Sattgrüne Almen, sanft wogende Hügel, schroffe Schluchten mit tosenden Wasserfällen, eine würzige Luft wie aus dem Kräuter-Aroma-Diffuser und in größeren Höhen karge Felsen, Flechten und Moose. Dazu diese einmalige Stille - kein Handygeklingel, kein Straßenlärm, kein Gehupe. Wen es in die Berge zieht, der will abschalten und auftanken. Aber die Naturapotheke der Gebirge bietet noch einiges mehr.

  • Heilpaket: Wasserfälle in Gebirgsschluchten bilden Nano-Aerosole, die besonders tief in die Lunge gelangen und Studien zufolge Entzündungen in den Atemwegen von Asthmatikern deutlich lindern können. Ab einer Höhe von 700 m verströmen Nadelbäume ihre Terpene. Diese Moleküle erzeugen den typischen Kiefernharzgeruch: Er kann laut Studien Depressionen und stressbedingte Beschwerden reduzieren. Unebene Wege mit leichter bis starker Steigung trainieren den Gleichgewichtssinn und die Gelenke, die Knorpelversorgung mit Nährstoffen verbessert sich. Lunge, Herz und Kreislauf werden gestärkt, weil die Sauerstoffaufnahme erhöht ist. Und Allergiker können durchatmen: Ab 1.500 m Höhe gibt es keine Milben mehr und die allgemeine Pollenbelastung ist gegenüber dem Flachland um fünf Sechstel verringert.
  • Hochleistung: In Hochlagen ab 2.000 m wird die Luft sauerstoffärmer und der Luftdruck sinkt. Der Körper muss die Blutbildung verstärken, um den Sauerstofftransport im Organismus zu sichern. Laut Studien senkt diese Anstrengung die Gefahr, an Durchblutungsstörungen der Herzgefäße, also einem Infarkt, zu sterben. Zugleich steigt die Leistungsfähigkeit. Profisportler absolvieren deshalb regelmäßig ein Höhentraining.
    Wichtig: Menschen mit chronischer Herzschwäche sollten besser nicht auf über 2.000 Meter aufsteigen.
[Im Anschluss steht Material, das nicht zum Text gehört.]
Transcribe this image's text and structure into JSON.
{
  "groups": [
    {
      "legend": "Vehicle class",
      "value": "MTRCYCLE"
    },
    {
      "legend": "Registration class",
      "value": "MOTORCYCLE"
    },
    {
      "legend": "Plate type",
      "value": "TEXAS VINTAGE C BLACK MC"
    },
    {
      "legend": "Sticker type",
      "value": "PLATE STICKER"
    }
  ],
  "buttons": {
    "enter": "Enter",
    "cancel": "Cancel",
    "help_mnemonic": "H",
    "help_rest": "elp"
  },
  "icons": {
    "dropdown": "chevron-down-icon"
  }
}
  • Guter Rat: Deutsche Alpen-Kurorte, die in über 900 m Höhe liegen, finden sich zum Beispiel in der Region Berchtesgaden | Königssee in fünf Gemeinden rund um den Watzmann. Bergkurorte in 400 bis 800 Meter Höhe sind u.a. Sankt Andreasberg (Harz), Sankt Blasien (Schwarzwald) oder Elgersburg (Thüringen).
  • Die Natur ist die beste Apotheke!